Monteverdi – diesen Namen verbinden viele Autofans heute noch mit dem Rennsport und auch mit den in der Schweiz hergestellten Automobilen von besonderer Güte. Die hierzu bisher erschienen Bücher lassen sich an einer Hand abzählen und ein neues Buch verspricht einen umfassenden Blick auf die Geschichte einer Schweizer Automarke.

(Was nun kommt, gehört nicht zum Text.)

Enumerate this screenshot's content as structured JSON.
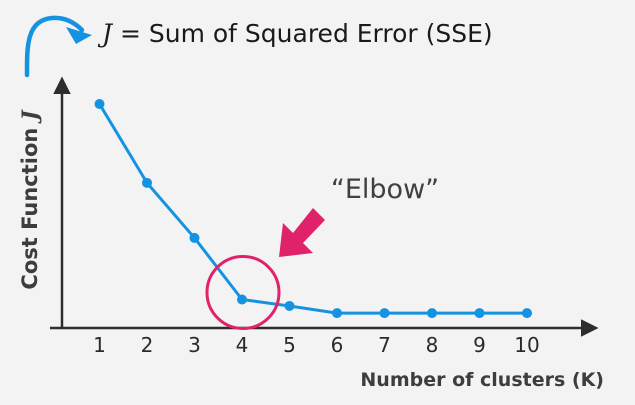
{
  "chart_data": {
    "type": "line",
    "title_var": "J",
    "title_rest": " = Sum of Squared Error (SSE)",
    "ylabel_main": "Cost Function ",
    "ylabel_var": "J",
    "xlabel": "Number of clusters (K)",
    "x": [
      1,
      2,
      3,
      4,
      5,
      6,
      7,
      8,
      9,
      10
    ],
    "y": [
      100,
      63.5,
      38,
      9.5,
      6.5,
      3.2,
      3.2,
      3.2,
      3.2,
      3.2
    ],
    "xlim": [
      0,
      10.6
    ],
    "ylim": [
      0,
      100
    ],
    "grid": false,
    "line_color": "#1593e3",
    "annotation": {
      "text": "“Elbow”",
      "highlight_k": 4,
      "color": "#e0226b"
    }
  }
}
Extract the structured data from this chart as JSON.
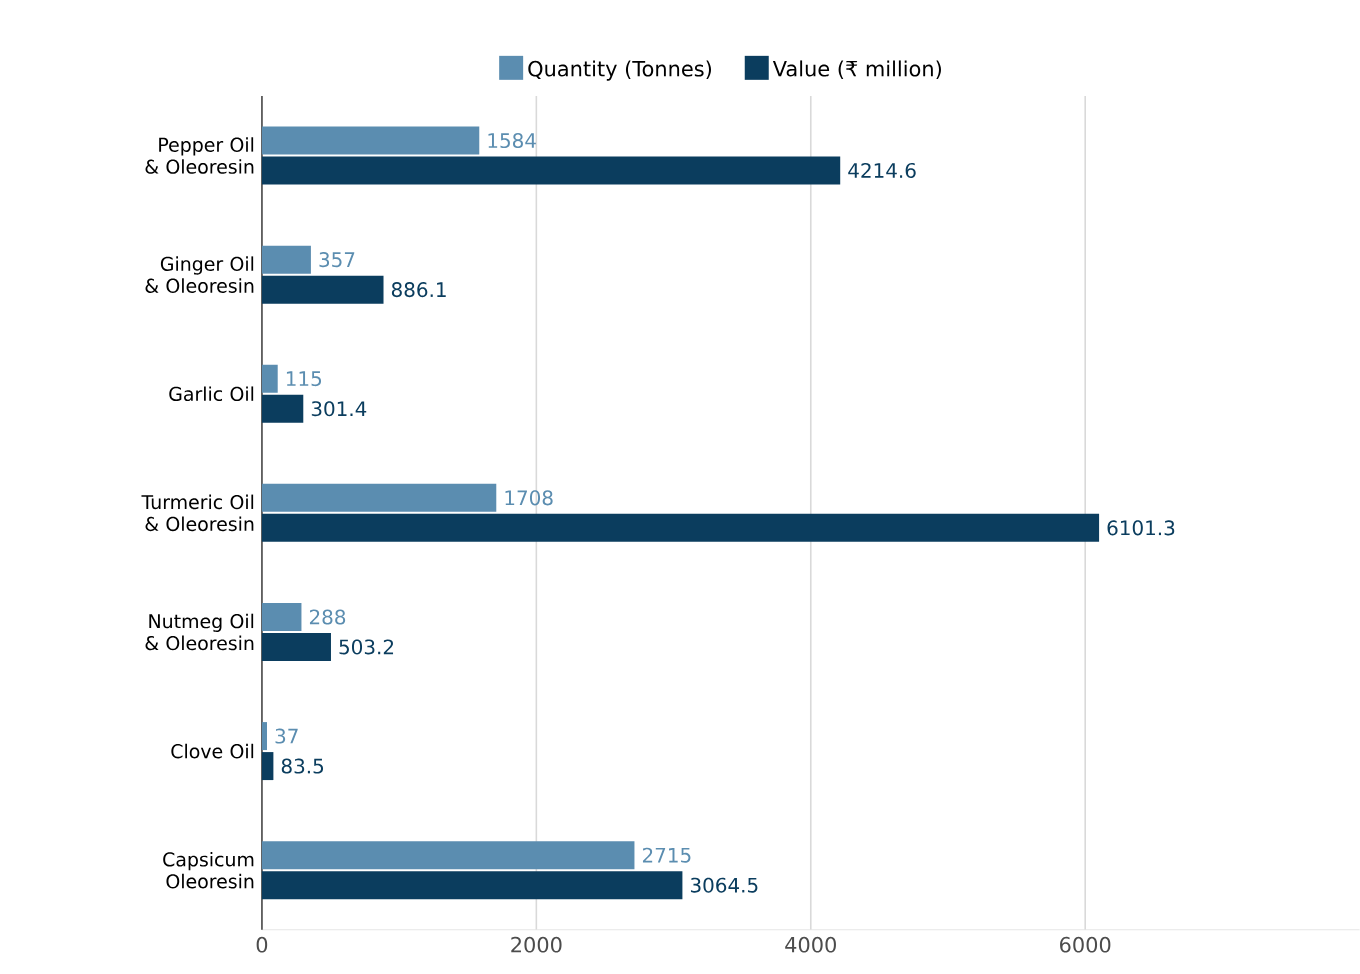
{
  "chart_data": {
    "type": "bar",
    "orientation": "horizontal",
    "categories": [
      "Pepper Oil & Oleoresin",
      "Ginger Oil & Oleoresin",
      "Garlic Oil",
      "Turmeric Oil & Oleoresin",
      "Nutmeg Oil & Oleoresin",
      "Clove Oil",
      "Capsicum Oleoresin"
    ],
    "series": [
      {
        "name": "Quantity (Tonnes)",
        "color": "#5b8db0",
        "values": [
          1584,
          357,
          115,
          1708,
          288,
          37,
          2715
        ]
      },
      {
        "name": "Value (₹ million)",
        "color": "#0b3d5e",
        "values": [
          4214.6,
          886.1,
          301.4,
          6101.3,
          503.2,
          83.5,
          3064.5
        ]
      }
    ],
    "xlim": [
      0,
      8000
    ],
    "xticks": [
      0,
      2000,
      4000,
      6000
    ],
    "grid": "x",
    "legend": "top",
    "data_labels": true
  }
}
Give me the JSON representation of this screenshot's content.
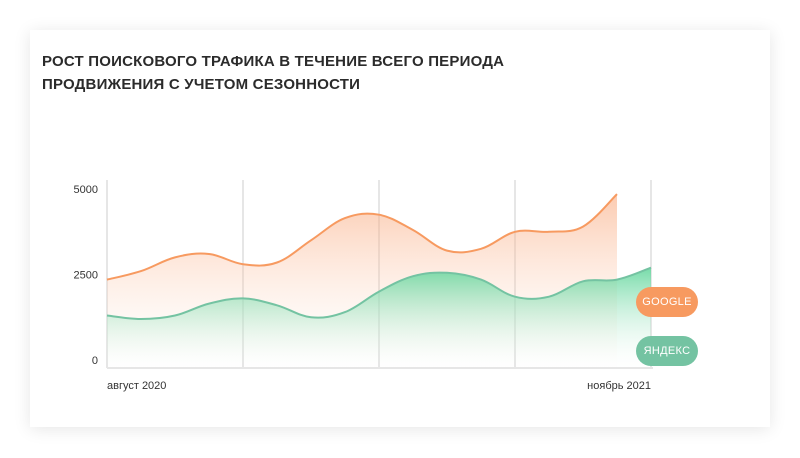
{
  "chart_data": {
    "type": "area",
    "title": "РОСТ ПОИСКОВОГО ТРАФИКА В ТЕЧЕНИЕ ВСЕГО ПЕРИОДА ПРОДВИЖЕНИЯ С УЧЕТОМ СЕЗОННОСТИ",
    "xlabel": "",
    "ylabel": "",
    "ylim": [
      0,
      5000
    ],
    "y_ticks": [
      "5000",
      "2500",
      "0"
    ],
    "x_tick_labels": [
      "август 2020",
      "ноябрь 2021"
    ],
    "grid": "vertical",
    "legend_position": "right",
    "x": [
      0,
      0.5,
      1,
      1.5,
      2,
      2.5,
      3,
      3.5,
      4,
      4.5,
      5,
      5.5,
      6,
      6.5,
      7,
      7.5,
      8
    ],
    "series": [
      {
        "name": "GOOGLE",
        "color": "#f79a60",
        "values": [
          2350,
          2600,
          3000,
          3100,
          2800,
          2850,
          3500,
          4150,
          4250,
          3800,
          3200,
          3250,
          3750,
          3750,
          3900,
          4850,
          null
        ]
      },
      {
        "name": "ЯНДЕКС",
        "color": "#74c3a2",
        "values": [
          1300,
          1200,
          1300,
          1650,
          1800,
          1600,
          1250,
          1400,
          2000,
          2450,
          2550,
          2350,
          1850,
          1850,
          2300,
          2350,
          2700
        ]
      }
    ]
  }
}
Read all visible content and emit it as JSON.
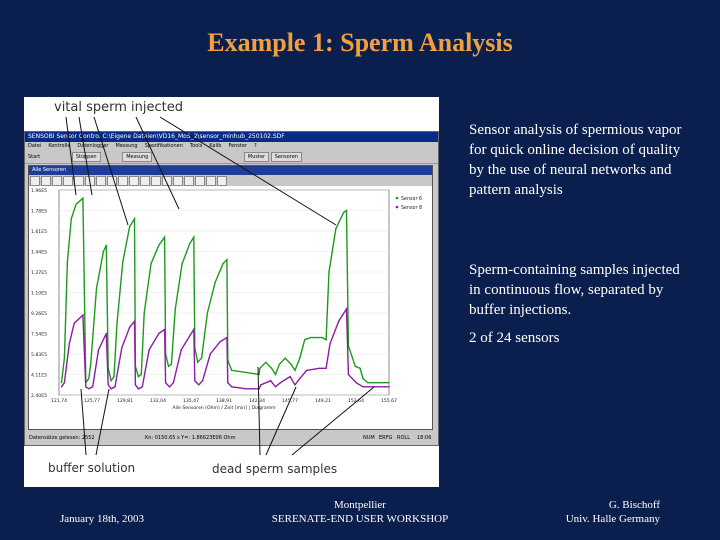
{
  "slide": {
    "title": "Example 1: Sperm Analysis",
    "body_paragraph_1": "Sensor analysis of spermious vapor for quick online decision of quality by the use of neural networks and pattern analysis",
    "body_paragraph_2": "Sperm-containing samples injected in continuous flow, separated by buffer injections.",
    "body_paragraph_3": "2 of 24 sensors",
    "footer_date": "January 18th, 2003",
    "footer_location": "Montpellier",
    "footer_workshop": "SERENATE-END USER WORKSHOP",
    "footer_author": "G. Bischoff",
    "footer_affiliation": "Univ. Halle Germany"
  },
  "annotations": {
    "top": "vital sperm injected",
    "bottom_left": "buffer solution",
    "bottom_right": "dead sperm samples"
  },
  "app": {
    "window_title": "SENSOBI Sensor Control   C:\\Eigene Dateien\\VD16_MoS_2\\sensor_minhub_250102.SDF",
    "menu": [
      "Datei",
      "Kontrolle",
      "Datenlogger",
      "Messung",
      "Spezifikationen",
      "Tools",
      "Kalib",
      "Fenster",
      "?"
    ],
    "toolbar_start": "Start",
    "toolbar_stop": "Stoppen",
    "toolbar_field": "Messung",
    "button_muster": "Muster",
    "button_sensoren": "Sensoren",
    "inner_title": "Alle Sensoren",
    "status_left": "Datensätze gelesen: 2552",
    "status_mid": "Kn: 0150.65 s  Y=: 1.86623E06 Ohm",
    "status_right_1": "NUM",
    "status_right_2": "ERFG",
    "status_right_3": "ROLL",
    "status_right_4": "18:06"
  },
  "chart_data": {
    "type": "line",
    "xlabel": "Alle Sensoren (Ohm) / Zeit [min] | Diagramm",
    "ylabel": "",
    "y_tick_labels": [
      "1.96E5",
      "1.78E5",
      "1.61E5",
      "1.44E5",
      "1.27E5",
      "1.10E5",
      "9.26E5",
      "7.54E5",
      "5.83E5",
      "4.11E5",
      "2.40E5"
    ],
    "x_tick_labels": [
      "121,74",
      "125,77",
      "129,81",
      "132,04",
      "135,47",
      "138,91",
      "142,34",
      "145,77",
      "149,21",
      "152,64",
      "155,67"
    ],
    "xlim": [
      121.74,
      155.67
    ],
    "ylim": [
      0,
      10
    ],
    "legend_position": "top-right",
    "legend": [
      "Sensor 6",
      "Sensor 8"
    ],
    "colors": {
      "series1": "#1e9a1e",
      "series2": "#8a1ea0"
    },
    "series": [
      {
        "name": "Sensor 6",
        "color": "#1e9a1e",
        "points": [
          [
            122.0,
            0.6
          ],
          [
            122.3,
            1.8
          ],
          [
            122.6,
            6.5
          ],
          [
            123.0,
            8.6
          ],
          [
            123.5,
            9.3
          ],
          [
            124.2,
            9.6
          ],
          [
            124.5,
            0.6
          ],
          [
            124.8,
            0.8
          ],
          [
            125.0,
            1.5
          ],
          [
            125.6,
            5.2
          ],
          [
            126.3,
            7.0
          ],
          [
            126.6,
            7.3
          ],
          [
            126.8,
            1.3
          ],
          [
            127.1,
            0.7
          ],
          [
            127.4,
            0.9
          ],
          [
            127.7,
            3.5
          ],
          [
            128.3,
            6.5
          ],
          [
            129.0,
            8.2
          ],
          [
            129.5,
            8.6
          ],
          [
            129.6,
            1.4
          ],
          [
            129.9,
            0.9
          ],
          [
            130.2,
            1.0
          ],
          [
            130.5,
            4.0
          ],
          [
            131.2,
            6.4
          ],
          [
            132.0,
            7.3
          ],
          [
            132.6,
            7.7
          ],
          [
            132.7,
            2.0
          ],
          [
            133.0,
            1.4
          ],
          [
            133.3,
            1.5
          ],
          [
            133.7,
            4.2
          ],
          [
            134.4,
            6.4
          ],
          [
            135.2,
            7.4
          ],
          [
            135.6,
            7.7
          ],
          [
            135.7,
            2.3
          ],
          [
            136.0,
            1.6
          ],
          [
            136.4,
            1.8
          ],
          [
            137.0,
            4.0
          ],
          [
            137.8,
            5.5
          ],
          [
            138.6,
            6.4
          ],
          [
            139.0,
            6.6
          ],
          [
            139.1,
            1.7
          ],
          [
            139.5,
            1.2
          ],
          [
            141.0,
            1.1
          ],
          [
            142.3,
            1.0
          ],
          [
            142.4,
            1.3
          ],
          [
            143.0,
            1.6
          ],
          [
            143.6,
            1.3
          ],
          [
            144.0,
            1.0
          ],
          [
            144.4,
            1.5
          ],
          [
            145.0,
            1.8
          ],
          [
            145.6,
            1.5
          ],
          [
            146.0,
            1.2
          ],
          [
            146.5,
            1.8
          ],
          [
            147.0,
            2.7
          ],
          [
            147.6,
            2.8
          ],
          [
            148.2,
            2.8
          ],
          [
            148.8,
            2.8
          ],
          [
            149.2,
            2.7
          ],
          [
            149.5,
            6.0
          ],
          [
            150.2,
            8.1
          ],
          [
            151.0,
            8.9
          ],
          [
            151.3,
            9.0
          ],
          [
            151.5,
            2.4
          ],
          [
            152.2,
            1.4
          ],
          [
            152.7,
            1.3
          ],
          [
            153.0,
            0.8
          ],
          [
            153.5,
            0.6
          ],
          [
            155.0,
            0.6
          ],
          [
            155.67,
            0.6
          ]
        ]
      },
      {
        "name": "Sensor 8",
        "color": "#8a1ea0",
        "points": [
          [
            122.0,
            0.4
          ],
          [
            122.3,
            0.6
          ],
          [
            122.8,
            2.5
          ],
          [
            123.3,
            3.5
          ],
          [
            124.2,
            3.9
          ],
          [
            124.5,
            0.4
          ],
          [
            124.8,
            0.3
          ],
          [
            125.2,
            0.4
          ],
          [
            125.8,
            2.2
          ],
          [
            126.6,
            3.0
          ],
          [
            126.8,
            0.5
          ],
          [
            127.1,
            0.3
          ],
          [
            127.5,
            0.4
          ],
          [
            128.2,
            2.3
          ],
          [
            129.0,
            3.3
          ],
          [
            129.5,
            3.6
          ],
          [
            129.6,
            0.5
          ],
          [
            129.9,
            0.3
          ],
          [
            130.3,
            0.4
          ],
          [
            131.0,
            2.2
          ],
          [
            132.0,
            3.0
          ],
          [
            132.6,
            3.2
          ],
          [
            132.7,
            0.6
          ],
          [
            133.1,
            0.4
          ],
          [
            133.5,
            0.6
          ],
          [
            134.3,
            2.2
          ],
          [
            135.2,
            2.9
          ],
          [
            135.6,
            3.2
          ],
          [
            135.7,
            0.7
          ],
          [
            136.1,
            0.5
          ],
          [
            136.5,
            0.7
          ],
          [
            137.3,
            2.0
          ],
          [
            138.3,
            2.6
          ],
          [
            139.0,
            2.8
          ],
          [
            139.1,
            0.6
          ],
          [
            139.5,
            0.4
          ],
          [
            141.0,
            0.3
          ],
          [
            142.3,
            0.3
          ],
          [
            142.5,
            0.5
          ],
          [
            143.5,
            0.7
          ],
          [
            144.0,
            0.4
          ],
          [
            144.5,
            0.6
          ],
          [
            145.5,
            0.9
          ],
          [
            146.0,
            0.5
          ],
          [
            146.5,
            0.8
          ],
          [
            147.2,
            1.2
          ],
          [
            148.5,
            1.3
          ],
          [
            149.2,
            1.3
          ],
          [
            149.6,
            2.5
          ],
          [
            150.5,
            3.6
          ],
          [
            151.3,
            4.2
          ],
          [
            151.5,
            1.0
          ],
          [
            152.3,
            0.6
          ],
          [
            153.0,
            0.4
          ],
          [
            155.0,
            0.4
          ],
          [
            155.67,
            0.4
          ]
        ]
      }
    ]
  }
}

Das Buch kommt mit schlichten, roten Bezug auf dem lediglich das Monteverdi-Logo thront und der eigentliche Titel wird lediglich auf dem Buchrücken sichtbar. Es ist im relativ großen Format gehalten und bietet so ausreichend Platz für eine umfassende Aufarbeitung der Historie von Monteverdi. Die beiden renommierten Autoren Roger Gloor und Carl L. Wagner nutzen als Basis ihr bereits 1980 herausgebrachtes Buch über Monteverdi und reicherten es um weitere Fakten und Bilder an. Dazu gibt es weitere komplett neue Teile im Buch, die in dieser Form noch nicht veröffentlicht wurden. Herausgeber des neuen Buches ist niemand geringeres als Paul Berger, der Lebensgefährte von Peter Monteverdi. Zudem war Berger Geschäftsleiter von Monteverdi und bewahrt nach dem frühen Tod von Peter Monteverdi im Jahr 1988 sein Erbe. In dieser Konstellation kann der Leser sicher sein, das alle Information wirklich aus erster Hand stammen und somit von höchster Güte sind. Beste Voraussetzungen also für ein Buch über eine verhältnismäßig kleine Schweizer Automarke und seinen Schöpfer. All diese Details erfährt der Leser schon im Vorwort ehe das Buch mit den eigentlichen Inhalt startet. Das Buch teilt sich generell in vier Teile, wobei der erste Teil der umfassendste ist und schon knapp 150 Seiten einnimmt.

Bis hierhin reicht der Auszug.